Since the underlying ozone stress specific molecular mechanism through gene expression analysis have begin to unravel in recent years only, the gene expression data generated in different plant species is non-exhaustive and needs to be updated and expanded periodically. The current database is OSRGD ver. 1.1 having enormous scope to be updated in future. In future versions, the information of proteins encoded by the ozone stress responsive genes and micro-RNAs involved under ozone stress can be included.
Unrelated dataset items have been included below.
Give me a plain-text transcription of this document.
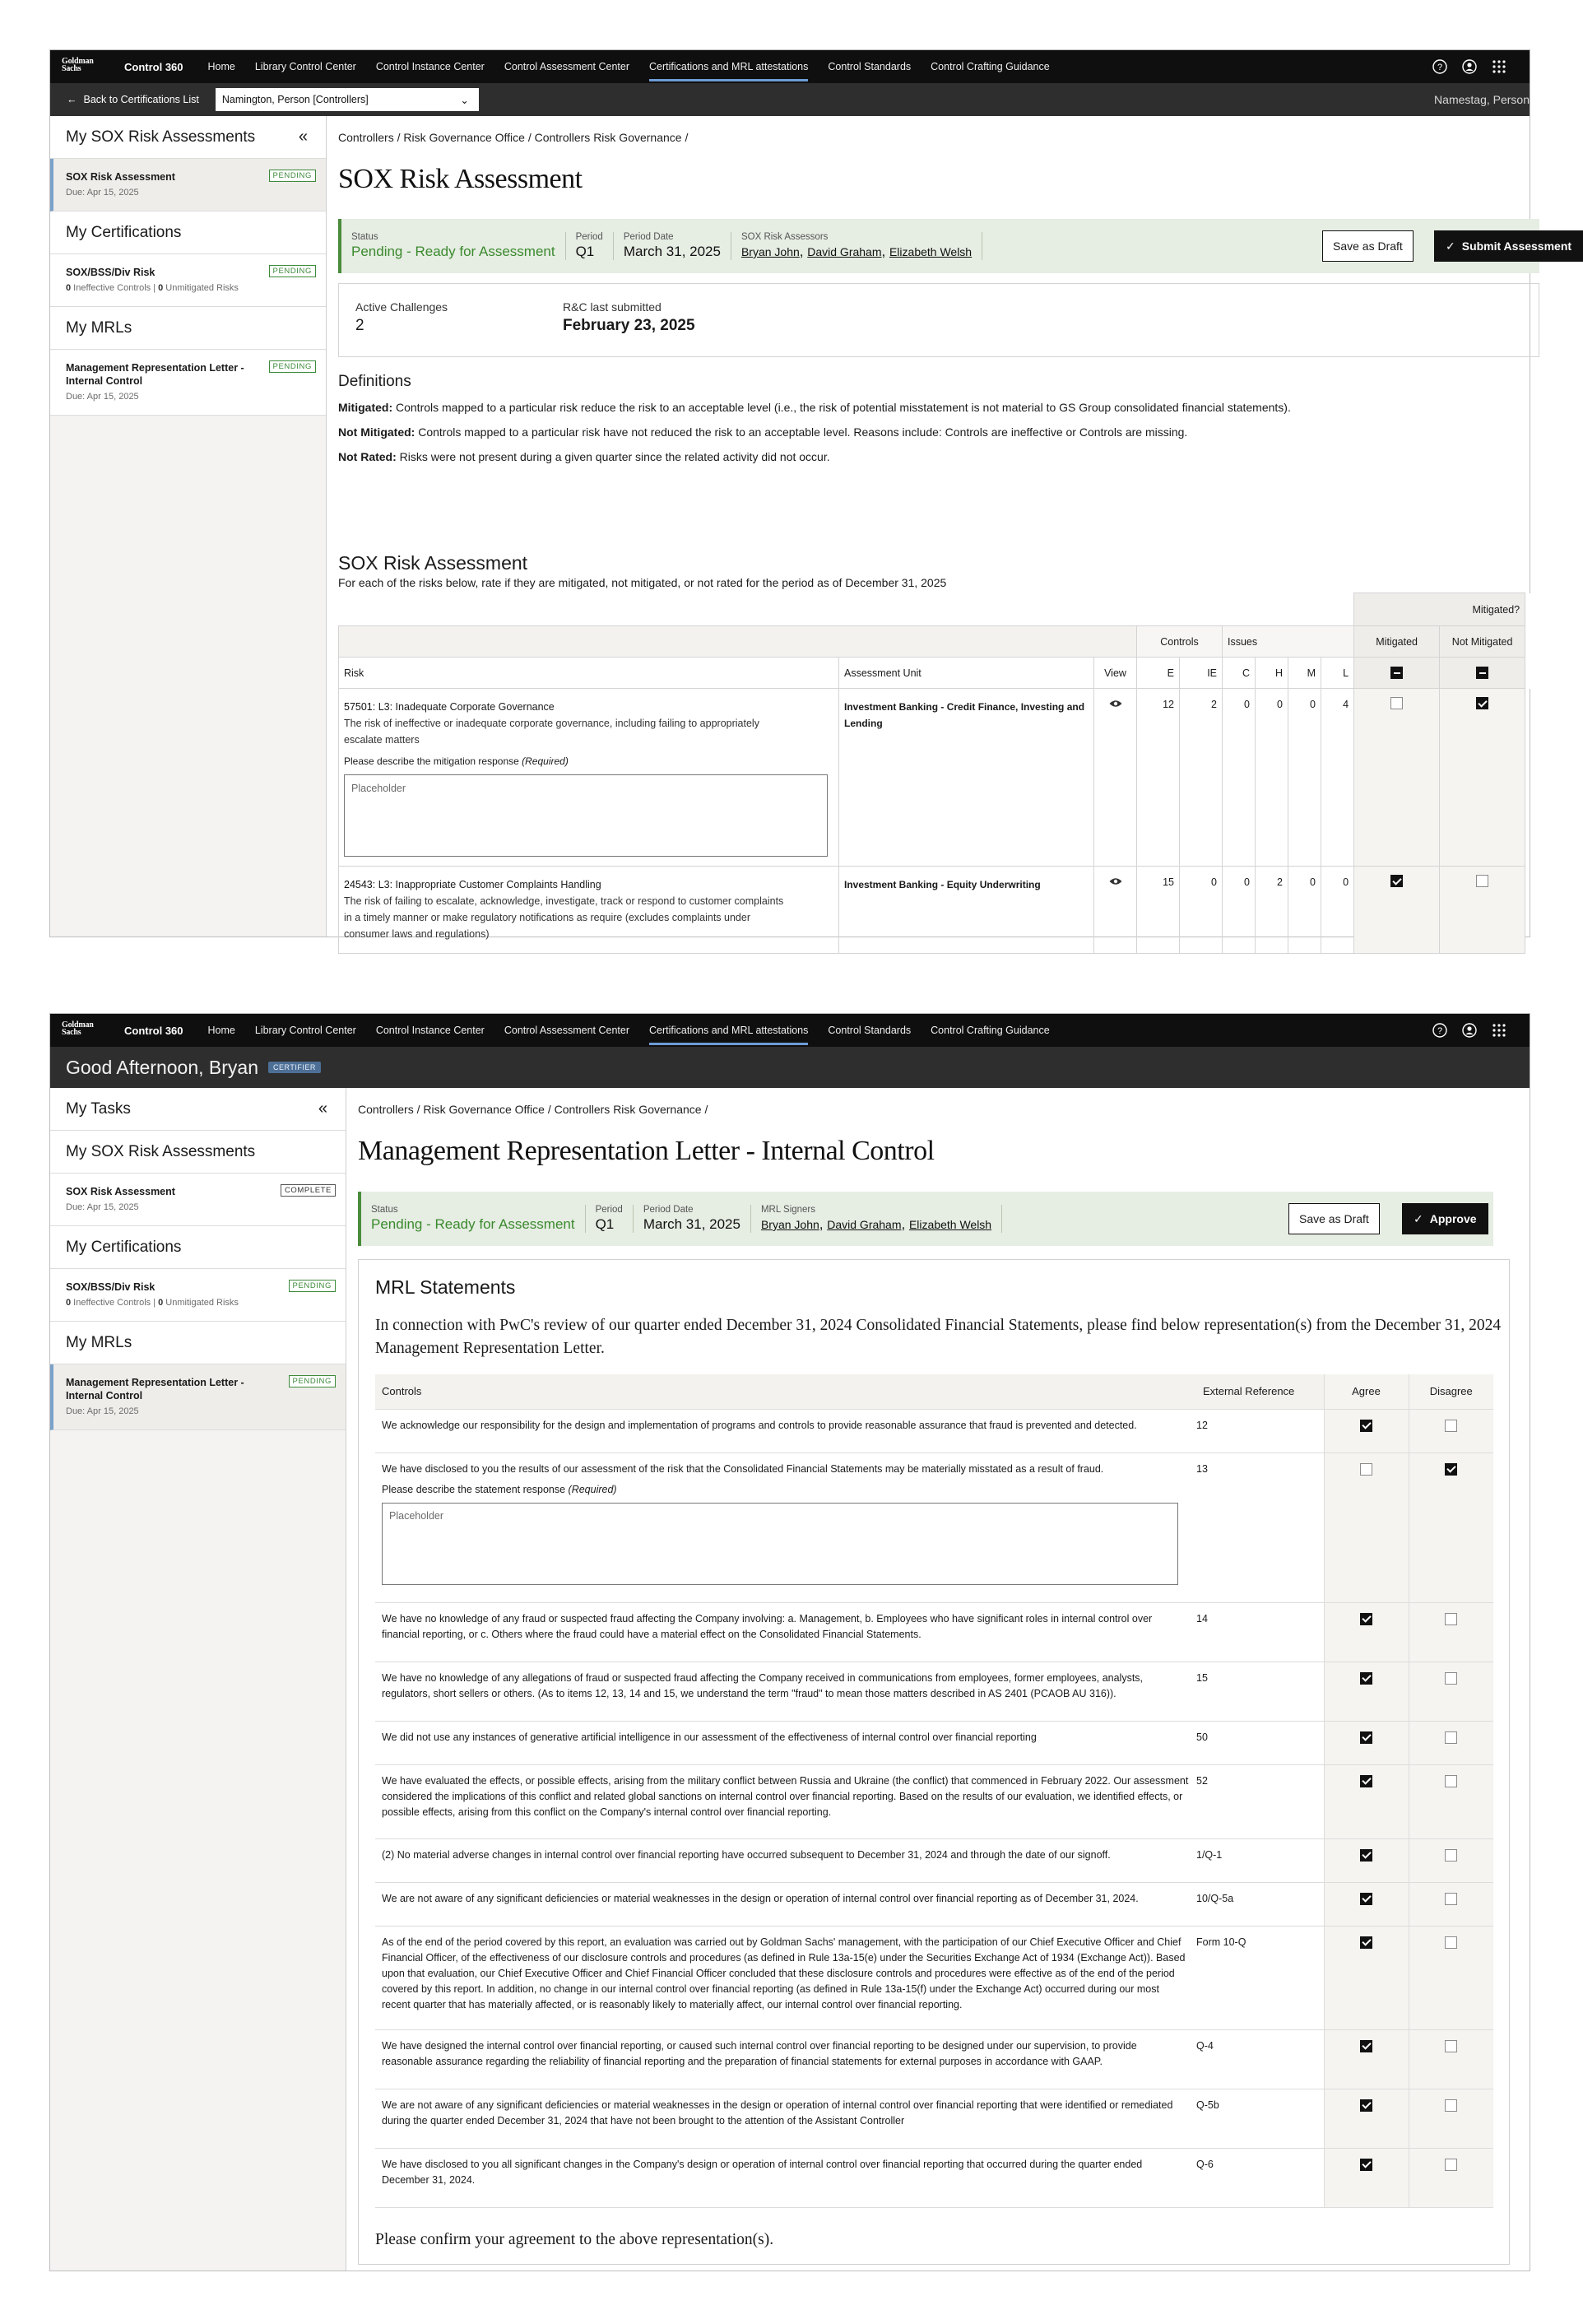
Goldman
Sachs	Control 360 Home Library Control Center Control Instance Center Control Assessment Center Certifications and MRL attestations Control Standards Control Crafting Guidance	?
← Back to Certifications List Namington, Person [Controllers]	⌄	Namestag, Person
My SOX Risk Assessments	«
SOX Risk Assessment
Due: Apr 15, 2025
PENDING
My Certifications
SOX/BSS/Div Risk
0 Ineffective Controls | 0 Unmitigated Risks
PENDING
My MRLs
Management Representation Letter - Internal Control
Due: Apr 15, 2025
PENDING
Controllers / Risk Governance Office / Controllers Risk Governance /
SOX Risk Assessment
Status
Pending - Ready for Assessment
Period
Q1
Period Date
March 31, 2025
SOX Risk Assessors
Bryan John, David Graham, Elizabeth Welsh	Save as Draft	✓ Submit Assessment
Active Challenges
2
R&C last submitted
February 23, 2025
Definitions
Mitigated: Controls mapped to a particular risk reduce the risk to an acceptable level (i.e., the risk of potential misstatement is not material to GS Group consolidated financial statements).
Not Mitigated: Controls mapped to a particular risk have not reduced the risk to an acceptable level. Reasons include: Controls are ineffective or Controls are missing.
Not Rated: Risks were not present during a given quarter since the related activity did not occur.
SOX Risk Assessment
For each of the risks below, rate if they are mitigated, not mitigated, or not rated for the period as of December 31, 2025
									Mitigated?		
			Controls		Issues				Mitigated	Not Mitigated	
Risk	Assessment Unit	View	E	IE	C	H	M	L			

57501: L3: Inadequate Corporate Governance
The risk of ineffective or inadequate corporate governance, including failing to appropriately escalate matters
Please describe the mitigation response (Required)
Placeholder	Investment Banking - Credit Finance, Investing and Lending		12	2	0	0	0	4			

24543: L3: Inappropriate Customer Complaints Handling
The risk of failing to escalate, acknowledge, investigate, track or respond to customer complaints in a timely manner or make regulatory notifications as require (excludes complaints under consumer laws and regulations)	Investment Banking - Equity Underwriting		15	0	0	2	0	0			
Goldman
Sachs	Control 360 Home Library Control Center Control Instance Center Control Assessment Center Certifications and MRL attestations Control Standards Control Crafting Guidance	?
Good Afternoon, Bryan	CERTIFIER
My Tasks	«
My SOX Risk Assessments
SOX Risk Assessment
Due: Apr 15, 2025
COMPLETE
My Certifications
SOX/BSS/Div Risk
0 Ineffective Controls | 0 Unmitigated Risks
PENDING
My MRLs
Management Representation Letter - Internal Control
Due: Apr 15, 2025
PENDING
Controllers / Risk Governance Office / Controllers Risk Governance /
Management Representation Letter - Internal Control
Status
Pending - Ready for Assessment
Period
Q1
Period Date
March 31, 2025
MRL Signers
Bryan John, David Graham, Elizabeth Welsh	Save as Draft	✓ Approve
MRL Statements
In connection with PwC's review of our quarter ended December 31, 2024 Consolidated Financial Statements, please find below representation(s) from the December 31, 2024 Management Representation Letter.
Controls	External Reference	Agree	Disagree

We acknowledge our responsibility for the design and implementation of programs and controls to provide reasonable assurance that fraud is prevented and detected.	12		

We have disclosed to you the results of our assessment of the risk that the Consolidated Financial Statements may be materially misstated as a result of fraud.
Please describe the statement response (Required)
Placeholder	13		

We have no knowledge of any fraud or suspected fraud affecting the Company involving: a. Management, b. Employees who have significant roles in internal control over financial reporting, or c. Others where the fraud could have a material effect on the Consolidated Financial Statements.	14		

We have no knowledge of any allegations of fraud or suspected fraud affecting the Company received in communications from employees, former employees, analysts, regulators, short sellers or others. (As to items 12, 13, 14 and 15, we understand the term "fraud" to mean those matters described in AS 2401 (PCAOB AU 316)).	15		

We did not use any instances of generative artificial intelligence in our assessment of the effectiveness of internal control over financial reporting	50		

We have evaluated the effects, or possible effects, arising from the military conflict between Russia and Ukraine (the conflict) that commenced in February 2022. Our assessment considered the implications of this conflict and related global sanctions on internal control over financial reporting. Based on the results of our evaluation, we identified effects, or possible effects, arising from this conflict on the Company's internal control over financial reporting.	52		

(2) No material adverse changes in internal control over financial reporting have occurred subsequent to December 31, 2024 and through the date of our signoff.	1/Q-1		

We are not aware of any significant deficiencies or material weaknesses in the design or operation of internal control over financial reporting as of December 31, 2024.	10/Q-5a		

As of the end of the period covered by this report, an evaluation was carried out by Goldman Sachs' management, with the participation of our Chief Executive Officer and Chief Financial Officer, of the effectiveness of our disclosure controls and procedures (as defined in Rule 13a-15(e) under the Securities Exchange Act of 1934 (Exchange Act)). Based upon that evaluation, our Chief Executive Officer and Chief Financial Officer concluded that these disclosure controls and procedures were effective as of the end of the period covered by this report. In addition, no change in our internal control over financial reporting (as defined in Rule 13a-15(f) under the Exchange Act) occurred during our most recent quarter that has materially affected, or is reasonably likely to materially affect, our internal control over financial reporting.	Form 10-Q		

We have designed the internal control over financial reporting, or caused such internal control over financial reporting to be designed under our supervision, to provide reasonable assurance regarding the reliability of financial reporting and the preparation of financial statements for external purposes in accordance with GAAP.	Q-4		

We are not aware of any significant deficiencies or material weaknesses in the design or operation of internal control over financial reporting that were identified or remediated during the quarter ended December 31, 2024 that have not been brought to the attention of the Assistant Controller	Q-5b		

We have disclosed to you all significant changes in the Company's design or operation of internal control over financial reporting that occurred during the quarter ended December 31, 2024.	Q-6		
Please confirm your agreement to the above representation(s).
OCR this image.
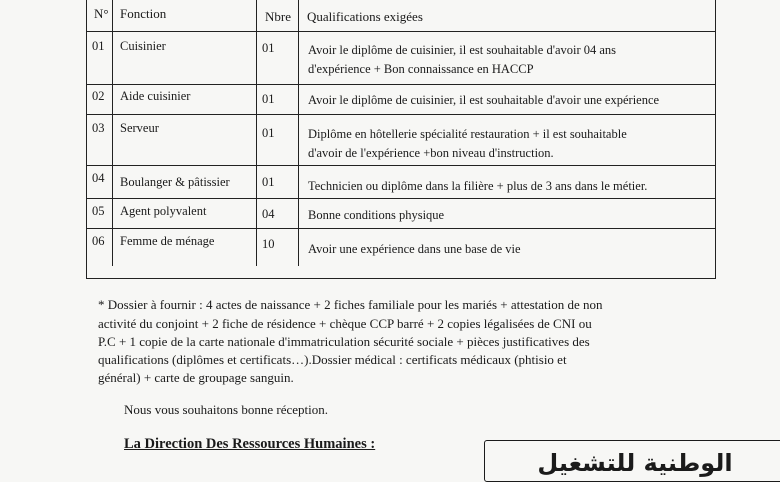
N° Fonction	Nbre Qualifications exigées
01 Cuisinier	01	Avoir le diplôme de cuisinier, il est souhaitable d'avoir 04 ans
d'expérience + Bon connaissance en HACCP
02 Aide cuisinier	01	Avoir le diplôme de cuisinier, il est souhaitable d'avoir une expérience
03 Serveur	01	Diplôme en hôtellerie spécialité restauration + il est souhaitable
d'avoir de l'expérience +bon niveau d'instruction.
04 Boulanger & pâtissier	01	Technicien ou diplôme dans la filière + plus de 3 ans dans le métier.
05 Agent polyvalent	04	Bonne conditions physique
06 Femme de ménage	10	Avoir une expérience dans une base de vie
* Dossier à fournir : 4 actes de naissance + 2 fiches familiale pour les mariés + attestation de non
activité du conjoint + 2 fiche de résidence + chèque CCP barré + 2 copies légalisées de CNI ou
P.C + 1 copie de la carte nationale d'immatriculation sécurité sociale + pièces justificatives des
qualifications (diplômes et certificats…).Dossier médical : certificats médicaux (phtisio et
général) + carte de groupage sanguin.
Nous vous souhaitons bonne réception.
La Direction Des Ressources Humaines :
الوطنية للتشغيل
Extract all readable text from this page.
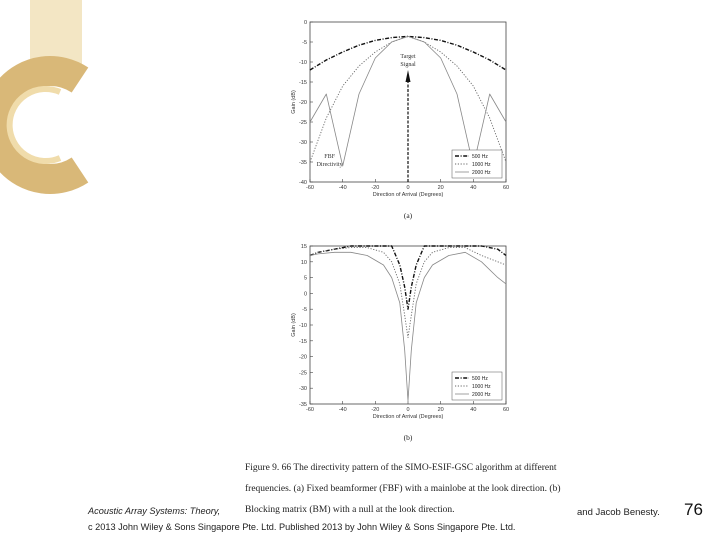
0
-5
-10
-15
-20
-25
-30
-35
-40
-60	-40	-20	0	20	40	60
Direction of Arrival (Degrees)
Gain (dB)
500 Hz
1000 Hz
2000 Hz
Target
Signal
FBF
Directivity
(a)
15
10
5
0
-5
-10
-15
-20
-25
-30
-35
-60	-40	-20	0	20	40	60
Direction of Arrival (Degrees)
Gain (dB)
500 Hz
1000 Hz
2000 Hz
(b)
Figure 9. 66 The directivity pattern of the SIMO-ESIF-GSC algorithm at different
frequencies. (a) Fixed beamformer (FBF) with a mainlobe at the look direction. (b)
Blocking matrix (BM) with a null at the look direction.
Acoustic Array Systems: Theory,
c 2013 John Wiley & Sons Singapore Pte. Ltd. Published 2013 by John Wiley & Sons Singapore Pte. Ltd.
and Jacob Benesty. 76
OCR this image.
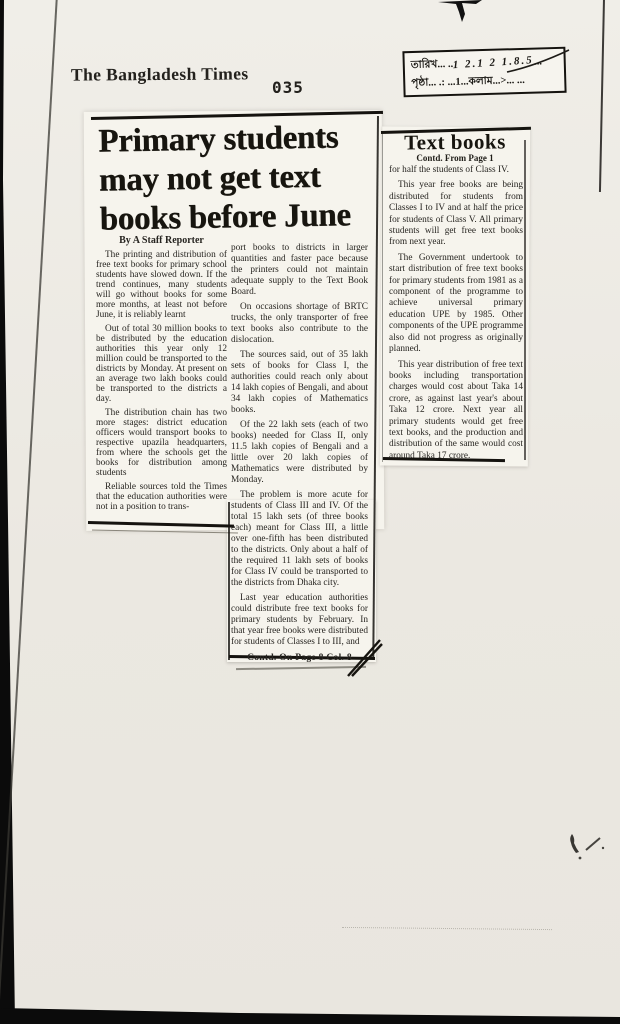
The Bangladesh Times
035
তারিখ... ..1 2.1 2 1.8.5...
পৃষ্ঠা... .: ...1...কলাম...>... ...
Primary students
may not get text
books before June
By A Staff Reporter

The printing and distribution of free text books for primary school students have slowed down. If the trend continues, many students will go without books for some more months, at least not before June, it is reliably learnt

Out of total 30 million books to be distributed by the education authorities this year only 12 million could be transported to the districts by Monday. At present on an average two lakh books could be transported to the districts a day.

The distribution chain has two more stages: district education officers would transport books to respective upazila headquarters, from where the schools get the books for distribution among students

Reliable sources told the Times that the education authorities were not in a position to trans-

port books to districts in larger quantities and faster pace because the printers could not maintain adequate supply to the Text Book Board.

On occasions shortage of BRTC trucks, the only transporter of free text books also contribute to the dislocation.

The sources said, out of 35 lakh sets of books for Class I, the authorities could reach only about 14 lakh copies of Bengali, and about 34 lakh copies of Mathematics books.

Of the 22 lakh sets (each of two books) needed for Class II, only 11.5 lakh copies of Bengali and a little over 20 lakh copies of Mathematics were distributed by Monday.

The problem is more acute for students of Class III and IV. Of the total 15 lakh sets (of three books each) meant for Class III, a little over one-fifth has been distributed to the districts. Only about a half of the required 11 lakh sets of books for Class IV could be transported to the districts from Dhaka city.

Last year education authorities could distribute free text books for primary students by February. In that year free books were distributed for students of Classes I to III, and

Contd. On Page 8 Col. 8
Text books
Contd. From Page 1

for half the students of Class IV.

This year free books are being distributed for students from Classes I to IV and at half the price for students of Class V. All primary students will get free text books from next year.

The Government undertook to start distribution of free text books for primary students from 1981 as a component of the programme to achieve universal primary education UPE by 1985. Other components of the UPE programme also did not progress as originally planned.

This year distribution of free text books including transportation charges would cost about Taka 14 crore, as against last year's about Taka 12 crore. Next year all primary students would get free text books, and the production and distribution of the same would cost around Taka 17 crore.
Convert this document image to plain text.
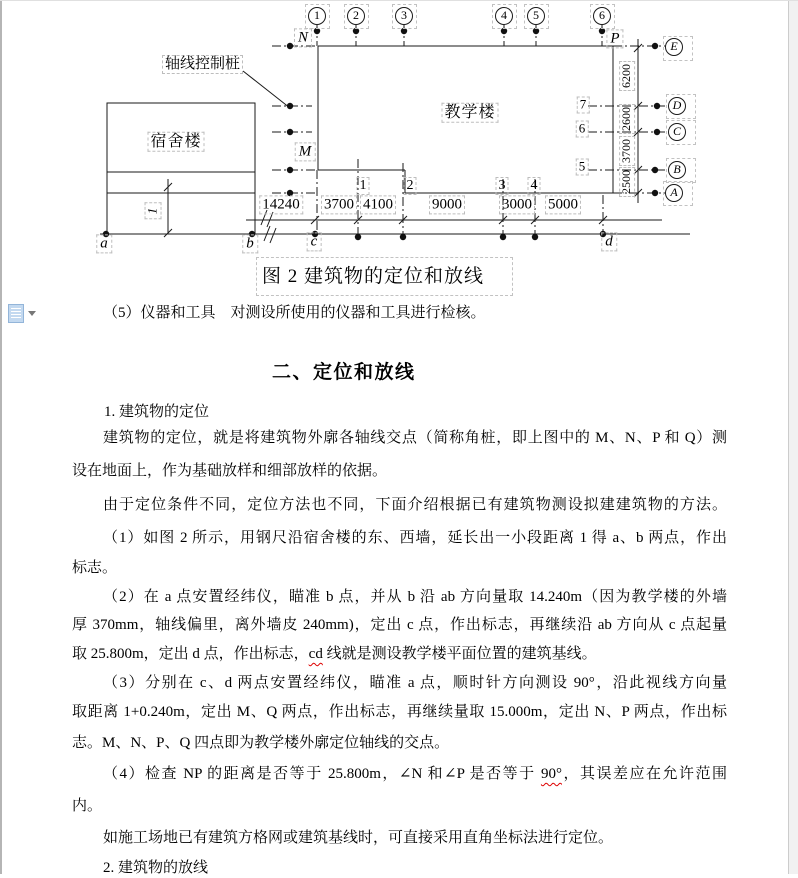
1	2	3	4	5	6
E
D
C
B
A
轴线控制桩
教学楼
宿舍楼
N
M
P
a	b	c	d
14240 3700 4100	9000	3000 5000
1	2	3 4
7
6
5
6200
2600
3700
2500
1
图 2 建筑物的定位和放线
（5）仪器和工具　对测设所使用的仪器和工具进行检核。
二、定位和放线
1. 建筑物的定位
建筑物的定位，就是将建筑物外廓各轴线交点（简称角桩，即上图中的 M、N、P 和 Q）测
设在地面上，作为基础放样和细部放样的依据。
由于定位条件不同，定位方法也不同，下面介绍根据已有建筑物测设拟建建筑物的方法。
（1）如图 2 所示，用钢尺沿宿舍楼的东、西墙，延长出一小段距离 1 得 a、b 两点，作出
标志。
（2）在 a 点安置经纬仪，瞄准 b 点，并从 b 沿 ab 方向量取 14.240m（因为教学楼的外墙
厚 370mm，轴线偏里，离外墙皮 240mm)，定出 c 点，作出标志，再继续沿 ab 方向从 c 点起量
取 25.800m，定出 d 点，作出标志，cd 线就是测设教学楼平面位置的建筑基线。
（3）分别在 c、d 两点安置经纬仪，瞄准 a 点，顺时针方向测设 90°，沿此视线方向量
取距离 1+0.240m，定出 M、Q 两点，作出标志，再继续量取 15.000m，定出 N、P 两点，作出标
志。M、N、P、Q 四点即为教学楼外廓定位轴线的交点。
（4）检查 NP 的距离是否等于 25.800m，∠N 和∠P 是否等于 90°，其误差应在允许范围
内。
如施工场地已有建筑方格网或建筑基线时，可直接采用直角坐标法进行定位。
2. 建筑物的放线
Conclusion and Future directions
Understanding of the gene expression in response to ozone stress in plants is important for the identification and development of ozone-tolerant varieties of important crops which can adapt and grow well in areas having frequent incidences of elevated ozone levels. Ozone Stress Responsive Gene Database (OSRGD ver. 1.1) is first such comprehensive and user-friendly reliable resource of ozone stress responsive genes which would aid the plant researchers and computational biologists working for genetic improvement of crops. The database will be updated regularly with the availability of new gene expression dataset and will be further improved in future with enhanced functionality to serve as a more valuable resource for facilitating research community working on crop breeding programmes.
Conflict of Interest Statement
The authors declare no conflict of interest.
Acknowledgement
Authors thank Dr. Vivek Dhar Dwivedi, Scientist at Pathfinder Research and Training Foundation (PRTF), Greater Noida, Uttar Pradesh, India for his critical suggestions in database improvement. Authors are also thankful to University Grants Commission for fellowship to PY.